Она сидела у лампы, прикрытой бумажным абажуром, и задумчивый взгляд ее уносился куда-то вдаль.
— Знаете, Туйен, каждая страна хороша по-своему. И люди труда везде любят свое дело, у них всегда щедрое сердце. Я и сам-то немного видел. По службе пришлось побывать в двух больших странах, у наших друзей. Если говорить о природе, то золотая осень в Советском Союзе, по сравнению с тем, что бывает у нас, кажется чудом. До сих пор помню, как шел я по Ленинским горам в конце сентября или в октябре. Солнце было ясное, ласковое, и небо высокое и прозрачное, как у нас в канун Тета, а вокруг бескрайнее золотое море. И сам этот цвет такой яркий и свежий, будто под каждой веткой спрятаны фонарики. Зимой — небо чистое, синее и солнце светит вовсю, а земля кругом белая-белая, и на деревьях ни листика. Поля и деревни под снегом выглядят такими веселыми, и на всех крышах точно белые ватные пелерины.
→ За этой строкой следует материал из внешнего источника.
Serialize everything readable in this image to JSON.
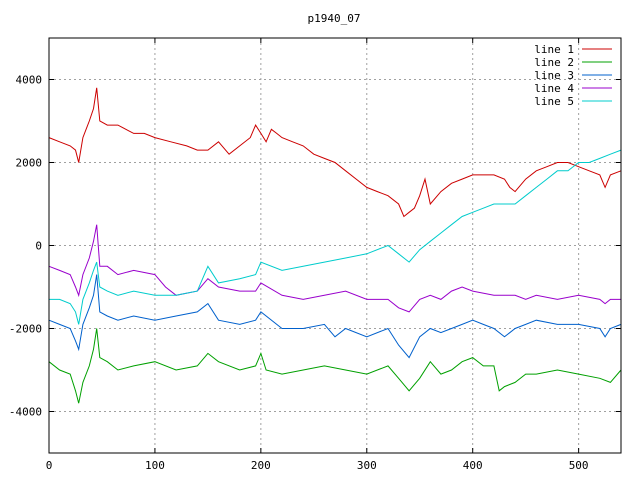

В Китае многое уже напоминает наши пейзажи. Но Север у них все-таки выглядит по-другому. Когда в сухое время года летишь над долиной Хуанхэ — небо ясное и непрестанно дует ветер, поднимая желтую пыль до небес. Кругом все окутано желтой дымкой, словно туманом. Только увидав это своими глазами, можно понять стихи:[37]
Когда ураган землю и небо
смешает, вздымая пыль…
У нас, в Ханое, к примеру, ива редкость, а за Пекином вдоль больших дорог на десятки километров тянутся ивы.Представьте себе: тысячи ив стоят, наклонив свои ветви к земле!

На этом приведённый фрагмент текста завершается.